What moves us in life? What makes us want to achieve more or to go above and beyond all expectations? It’s strange, but sometimes the kashayas, or passions, that are “net negative” are responsible. When I say “net negative,” I am referring to the concept that good is derived from something that is innately corruptive in nature. On a macro level, the potential negative effects outweigh the positive effects. For example, sometimes anger or deceit pushes you to become more aggressive and work harder. Other times ego or greed may push you to prove that you're something of value. We can see this clearly within the sports arena. A myriad of athletes, in various sports, would confess that they use whatever they can to motivate themselves to play their best. In a similar way, life imitates sports. Several times we find motivation through these various passions. And of course, these feelings are but natural. So what's the problem?
In using such kashayas to inspire ourselves, more often than less, it seems that we become more and more disassociated with the world we live in and more self-centered in our search to become "someone." We can rarely use these passions to help others or society as a whole without eventually succumbing to selfish desires. When was the last time you went out of your way to help someone without any personal recognition or gain? This is a rhetorical question and be completely honest to yourself.
To do genuine social good on a long term basis, inspiration isn’t derived from these passions. It can’t be. It is derived from deep within your character. First, you have to realize that there is more you can contribute to the world than your own personal success. Second, you have to want to do something good and beneficial for others without any selfish agenda. And third, you have to be able to create time and energy for these efforts.
One of the basic tenets of Jainism is being a humanitarian. If you see something wrong in our society, try to address it and fix it. At least put an honest foot forward and try without giving in to personal recognition (ego) and fighting over trivial issues that place the larger accomplishment away from reach (anger).

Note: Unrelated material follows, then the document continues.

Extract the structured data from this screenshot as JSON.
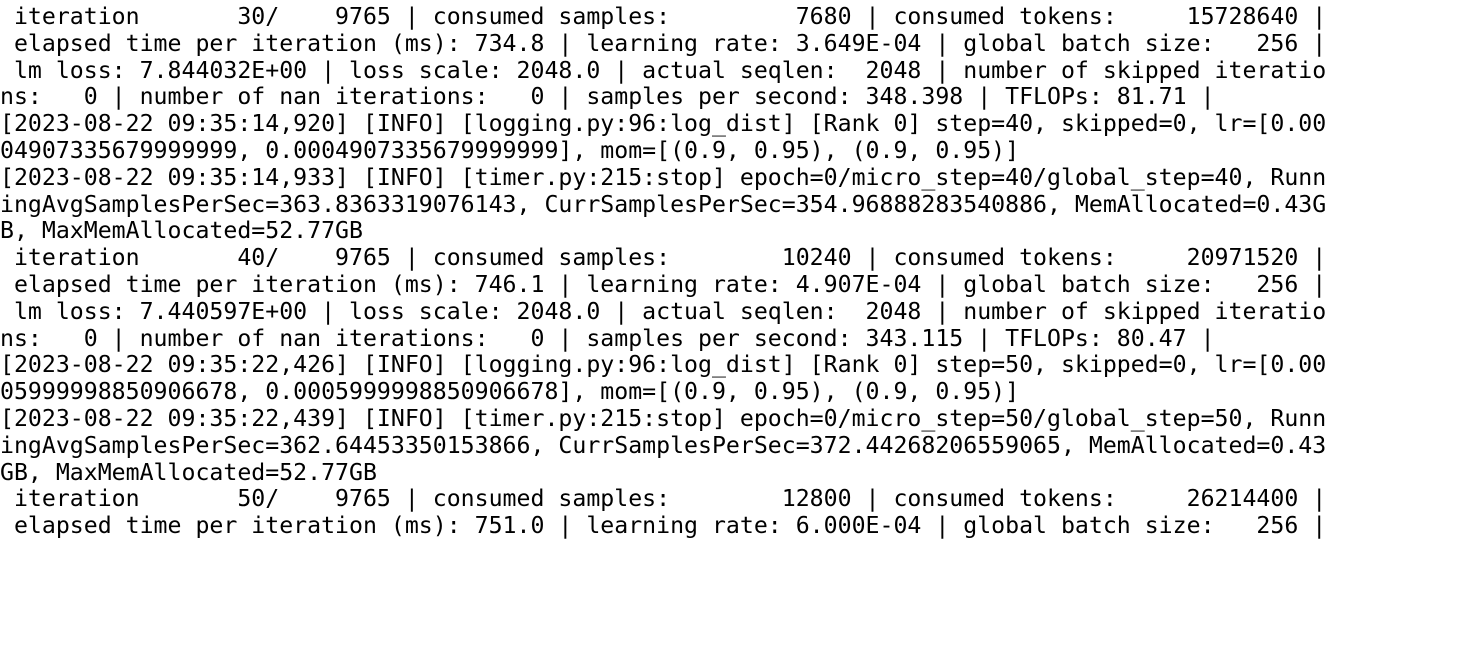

I strongly feel and believe that we all as individuals have an innate desire to do good. But somewhere, along the way, we have all become very involved in only our lives and do the bare minimum that is required to not feel guilty about not contributing to society. As for those that have gone above and beyond in helping others and repairing the smallest of things, you are leading by example. I hope that fire always lives inside you and spreads to motivate and inspire others.
For the rest that always wanted to contribute but never knew how, start with the smallest thing and move forward. The humanitarian effort lies on a spectrum, from fixing a “garden patch” for your neighbor to “redeeming a social condition.” As Jains, the fundamental quality we should all be working on is becoming better humanitarians. And that means helping members in our community; Jain and non-Jain, human and non-human, whenever and wherever, in any way possible. Start initiatives in your local communities at all levels; through temples, schools, or community centers and bring attention to various concerns and issues that may help the community as a whole.
We are the future of Jainism and we carry a torch that needs to shine light not only through principles but by action as well. As someone once said, “Do not try to be better than your predecessors or your contemporaries, try to be better than yourself.”